RIO DE JANEIRO/BOGOTA – The Zika virus, believed to be linked to the serious birth defect microcephaly, presents a “formidable” challenge that will be hard to stamp out, World Health Organization chief Margaret Chan said Wednesday.
“Things could get worse before it gets better,” she said in Rio de Janeiro after a fact-finding mission to Brazil, the epicenter of the global health scare.
Chan said part of the challenge in fighting the mosquito-borne virus was the fact that it is so “mysterious.” Even the link to microcephaly remains not fully proven.
“We are dealing with a tricky virus, full of uncertainties, so we should be prepared for surprises,” she said.
Chan praised the Brazilian government’s efforts to stamp out mosquitoes and its coordination with various international bodies, including the WHO and the International Olympic Movement, ahead of the Summer Games in Rio this August.
Brazil is the main focus of a Zika outbreak, with 1.5 million people infected, and authorities have also recorded a spike in microcephaly, a congenital condition that causes abnormally small heads and hampers brain development.
On Tuesday, Brazil’s health ministry reported 583 confirmed cases of babies with microcephaly since October, compared to an annual average of 150.
That was a 14.7 percent rise over the number of confirmed cases the previous week, and authorities were investigating another 4,107 possible cases.
An estimated 120 babies have died due to the birth defect, the ministry said.
Colombian health officials meanwhile reported on Wednesday a “probable” case of microcephaly possibly linked to Zika, as the country closely watches potential impacts of the mosquito-borne virus.
The country’s National Health Institute said Zika virus was identified in the amniotic fluid surrounding a severely deformed and aborted fetus.
The abortion was performed on an 18-year-old mother when she was 28 weeks pregnant.
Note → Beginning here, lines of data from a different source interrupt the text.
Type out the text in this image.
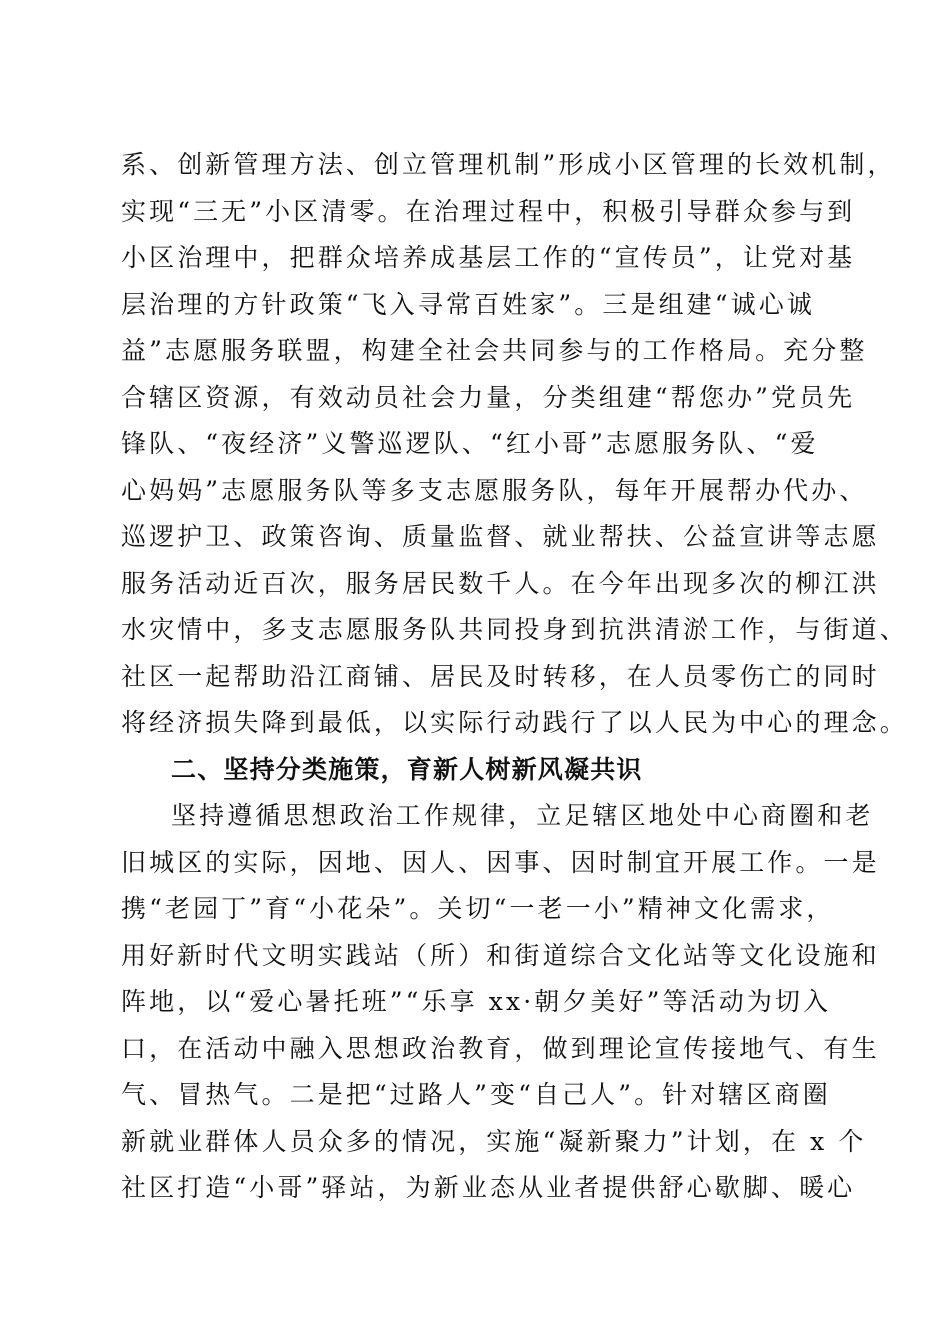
系、创新管理方法、创立管理机制”形成小区管理的长效机制，
实现“三无”小区清零。在治理过程中，积极引导群众参与到
小区治理中，把群众培养成基层工作的“宣传员”，让党对基
层治理的方针政策“飞入寻常百姓家”。三是组建“诚心诚
益”志愿服务联盟，构建全社会共同参与的工作格局。充分整
合辖区资源，有效动员社会力量，分类组建“帮您办”党员先
锋队、“夜经济”义警巡逻队、“红小哥”志愿服务队、“爱
心妈妈”志愿服务队等多支志愿服务队，每年开展帮办代办、
巡逻护卫、政策咨询、质量监督、就业帮扶、公益宣讲等志愿
服务活动近百次，服务居民数千人。在今年出现多次的柳江洪
水灾情中，多支志愿服务队共同投身到抗洪清淤工作，与街道、
社区一起帮助沿江商铺、居民及时转移，在人员零伤亡的同时
将经济损失降到最低，以实际行动践行了以人民为中心的理念。
二、坚持分类施策，育新人树新风凝共识
坚持遵循思想政治工作规律，立足辖区地处中心商圈和老
旧城区的实际，因地、因人、因事、因时制宜开展工作。一是
携“老园丁”育“小花朵”。关切“一老一小”精神文化需求，
用好新时代文明实践站（所）和街道综合文化站等文化设施和
阵地，以“爱心暑托班”“乐享 xx·朝夕美好”等活动为切入
口，在活动中融入思想政治教育，做到理论宣传接地气、有生
气、冒热气。二是把“过路人”变“自己人”。针对辖区商圈
新就业群体人员众多的情况，实施“凝新聚力”计划，在 x 个
社区打造“小哥”驿站，为新业态从业者提供舒心歇脚、暖心
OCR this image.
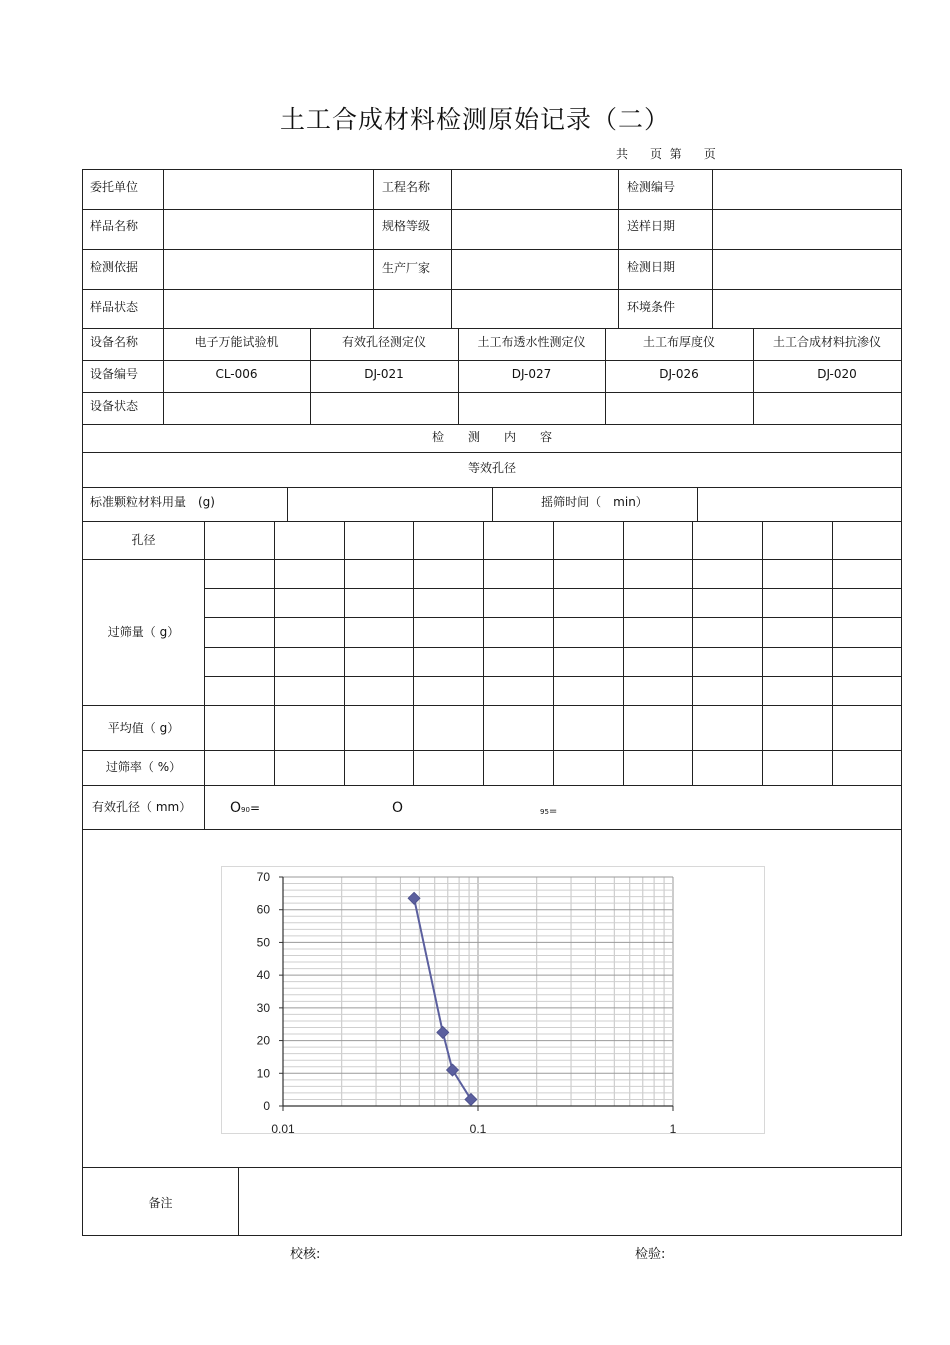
土工合成材料检测原始记录（二）
共 页 第 页
委托单位	工程名称	检测编号
样品名称	规格等级	送样日期
检测依据	生产厂家	检测日期
样品状态	环境条件
设备名称	电子万能试验机	有效孔径测定仪	土工布透水性测定仪	土工布厚度仪	土工合成材料抗渗仪
设备编号	CL-006	DJ-021	DJ-027	DJ-026	DJ-020
设备状态
检　　测　　内　　容
等效孔径
标准颗粒材料用量　(g)	摇筛时间（　min）
孔径
过筛量（ g）
平均值（ g）
过筛率（ %）
有效孔径（ mm）	O90=	O	95=
0
10
20
30
40
50
60
70
0.01	0.1	1
备注
校核:	检验:
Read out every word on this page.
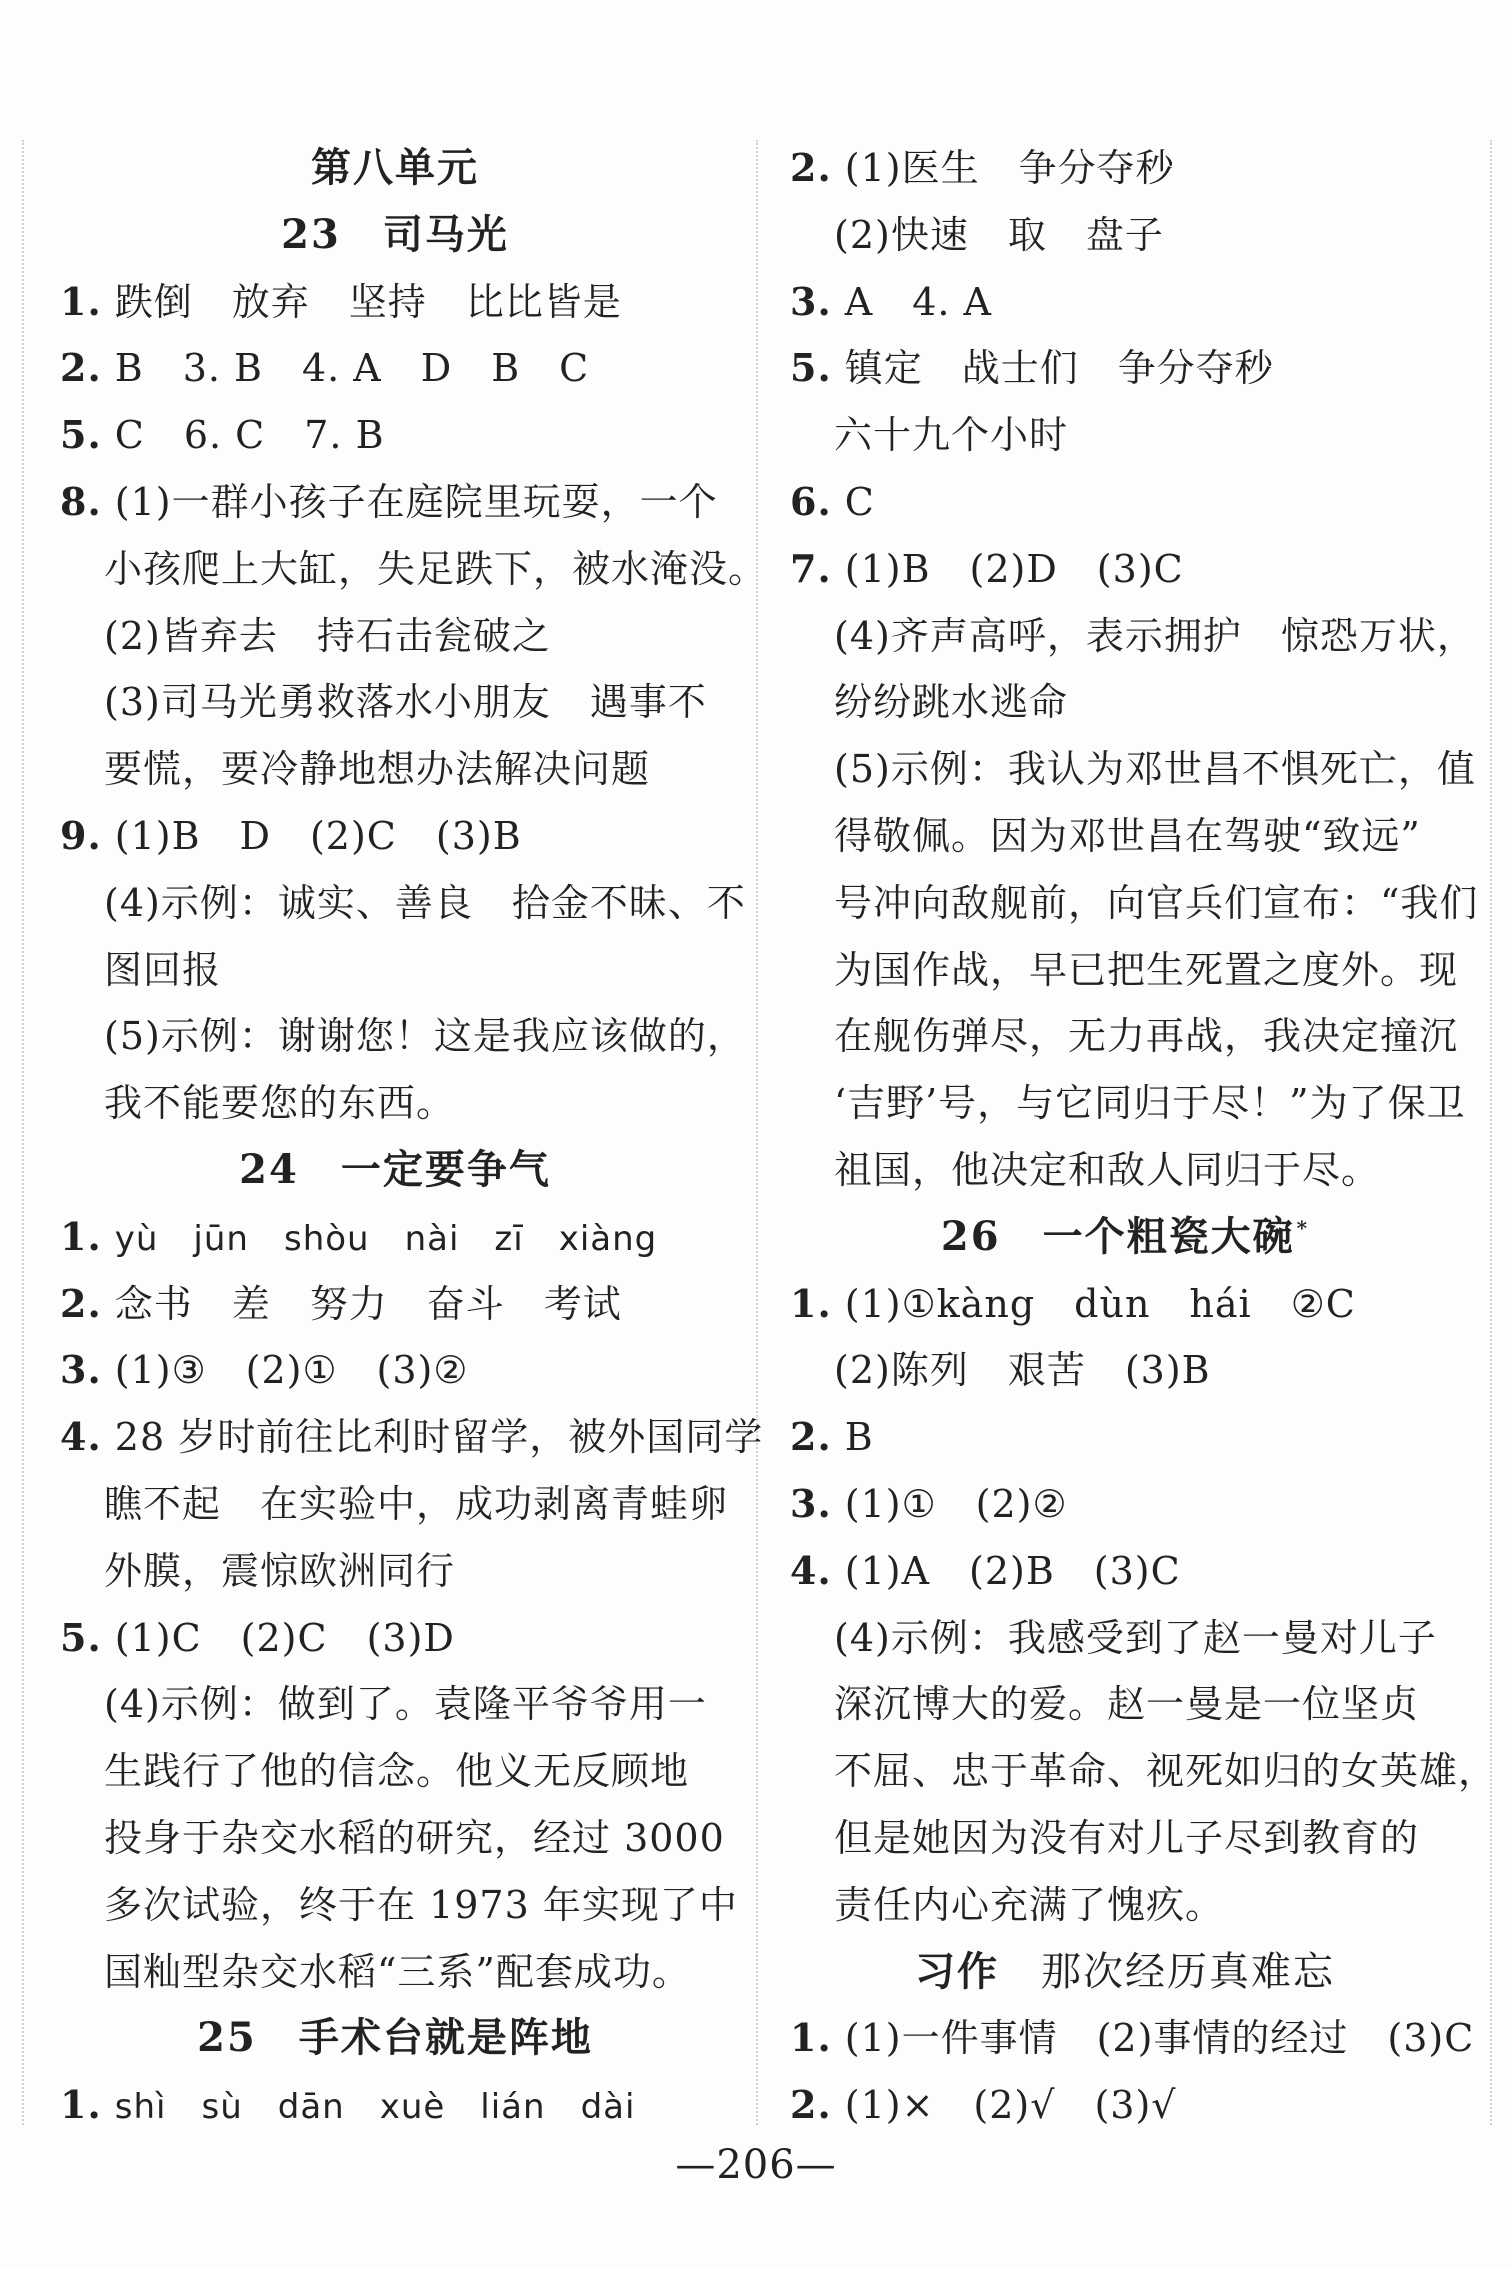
第八单元
23　司马光
1. 跌倒　放弃　坚持　比比皆是
2. B　3. B　4. A　D　B　C
5. C　6. C　7. B
8. (1)一群小孩子在庭院里玩耍，一个
小孩爬上大缸，失足跌下，被水淹没。
(2)皆弃去　持石击瓮破之
(3)司马光勇救落水小朋友　遇事不
要慌，要冷静地想办法解决问题
9. (1)B　D　(2)C　(3)B
(4)示例：诚实、善良　拾金不昧、不
图回报
(5)示例：谢谢您！这是我应该做的，
我不能要您的东西。
24　一定要争气
1. yù　jūn　shòu　nài　zī　xiàng
2. 念书　差　努力　奋斗　考试
3. (1)③　(2)①　(3)②
4. 28 岁时前往比利时留学，被外国同学
瞧不起　在实验中，成功剥离青蛙卵
外膜，震惊欧洲同行
5. (1)C　(2)C　(3)D
(4)示例：做到了。袁隆平爷爷用一
生践行了他的信念。他义无反顾地
投身于杂交水稻的研究，经过 3000
多次试验，终于在 1973 年实现了中
国籼型杂交水稻“三系”配套成功。
25　手术台就是阵地
1. shì　sù　dān　xuè　lián　dài
2. (1)医生　争分夺秒
(2)快速　取　盘子
3. A　4. A
5. 镇定　战士们　争分夺秒
六十九个小时
6. C
7. (1)B　(2)D　(3)C
(4)齐声高呼，表示拥护　惊恐万状，
纷纷跳水逃命
(5)示例：我认为邓世昌不惧死亡，值
得敬佩。因为邓世昌在驾驶“致远”
号冲向敌舰前，向官兵们宣布：“我们
为国作战，早已把生死置之度外。现
在舰伤弹尽，无力再战，我决定撞沉
‘吉野’号，与它同归于尽！”为了保卫
祖国，他决定和敌人同归于尽。
26　一个粗瓷大碗 *
1. (1)①kàng　dùn　hái　②C
(2)陈列　艰苦　(3)B
2. B
3. (1)①　(2)②
4. (1)A　(2)B　(3)C
(4)示例：我感受到了赵一曼对儿子
深沉博大的爱。赵一曼是一位坚贞
不屈、忠于革命、视死如归的女英雄，
但是她因为没有对儿子尽到教育的
责任内心充满了愧疚。
习作　那次经历真难忘
1. (1)一件事情　(2)事情的经过　(3)C
2. (1)×　(2)√　(3)√
—206—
Photographs were not taken of the fetus, but the doctor in Popayan, in the southwestern region of Cauca, had reported the fetus having an abnormally small head and considered it microcephaly, the institute, known as INS, said.
Zika infection in pregnant women has not been proven to cause microcephaly in newborns.
In Brazil, a huge spike in the birth defect followed the arrival of Zika last year, leading scientists to strongly suspect a link. Colombia has had its own Zika outbreak since October, and is monitoring pregnant women exposed to the virus, but has yet to cite a case of microcephaly.
The Popayan case cannot be confirmed as microcephaly since the remains of the fetus were thrown away immediately after the abortion and tests could not be made, INS said. Traces of Zika were detected in the amniotic fluid, it said.
“Unfortunately in this case, the breach of guidelines by those responsible for handling the case in Cauca prevented an accurate diagnosis being reached,” Martha Lucia Ospina, director of the INS, said in a statement.
“They discarded the fetal remains that were indispensable to diagnose or rule out Zika and the link with microcephaly and other abnormalities.”
Brazil said it has confirmed more than 580 cases of microcephaly, and considers most of them to be related to Zika infections in the mothers. The country is investigating more than 4,100 additional suspected cases of microcephaly.
Colombia — which has reported more than 37,000 cases of Zika including 6,356 in pregnant women — is seen as a key test case for the impacts of a Zika outbreak.
The health minister last week said Colombia is reconsidering its own forecast of babies likely to be born with the rare birth defect linked to Zika.
The government originally projected it could see some 500 to 600 cases of Zika-linked microcephaly. But it may take several more weeks, or months, for cases to emerge as signs of microcephaly may only be detected very late in pregnancy, experts say.
There is no vaccine or treatment for Zika, which is a close cousin of dengue and chikungunya and causes mild fever, rash and red eyes. An estimated 80 percent of people infected have no symptoms.